シュタイナー学校の数学読本―数学が自由なこころをはぐくむ

シュタイナー学校の数学読本―数学が自由なこころをはぐくむ

 

 

  シュタイナーの算数のメソッドなら、むしろ好きになっていたかもな、とも思う。

  図形の単元は凄く得意だった。展開図なんて頭の中でひらいていけば、それを描くだけだ。

破線に沿って立体を切った切り口の問題は、なんでこんな当たり前のことを問題にするんだろうと思っていた。切ればわかるではないか、と。

  でも、結局立体の面積やらの計算も、ついうっかりどこかで単純な計算間違いをするのだ。

  ある時、姉に何気なく言った。

  2って何色?自分は赤なんやけど、と。

 

  誰の頭の中でも数字や文字に色があると思っていたのだ。

  姉は、何いってるのかわからないと話をきいてもくれなかった。

  

  数年前に共感覚という言葉をたまたま知り、長年の謎が解けたという晴れやかな気分になった。

 

プラトンとアルキメデスの立体:美しい多面体の幾何学 (アルケミスト双書)

プラトンとアルキメデスの立体:美しい多面体の幾何学 (アルケミスト双書)

 
はじめての多面体おりがみ (Heart Warming Life Series)

はじめての多面体おりがみ (Heart Warming Life Series)

 

 

  

  でも計算が嫌いだったので何となくで測量する技能が身についた。

  画塾でケント紙立体を作るときには、それが大いに役立った。数学が得意な友人は、正多面体を作るのにめちゃくちゃ細かい計算をしていた。

  もう、みてもよく分からないレベル。

  30センチ大を作るためには、一辺が何ミリで、という計算をずーっとしていた。笑笑

  私は何となくこのサイズならこれくらいやろ、と早々にケント紙を切り始め、その子が展開図を描き上げるまでに立体を完成させたら、計算したものとほとんど同じにできていた。

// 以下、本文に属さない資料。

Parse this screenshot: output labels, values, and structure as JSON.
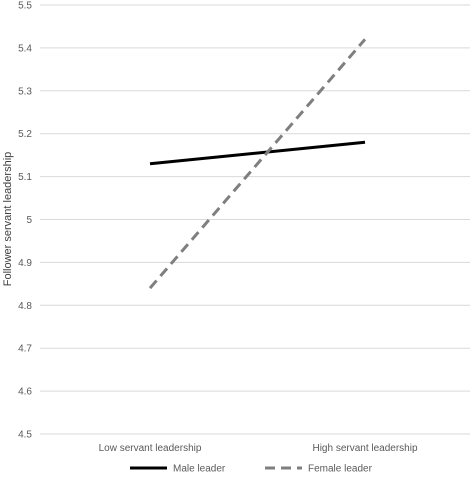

  友人は大いに悔しがり、そこから立体を脳内で組み立てる脳トレまで始めていた。

  と、いうことで、あまり日常で困ることが無いため、私はいまだに暗算ができない。

  時々会社で、電卓が手元になかったりで、あー、フレミーさん、計算して〜と言われて、

  「私、算数できないんだよ!」というとビックリされるので、どうやらバレていないようだ。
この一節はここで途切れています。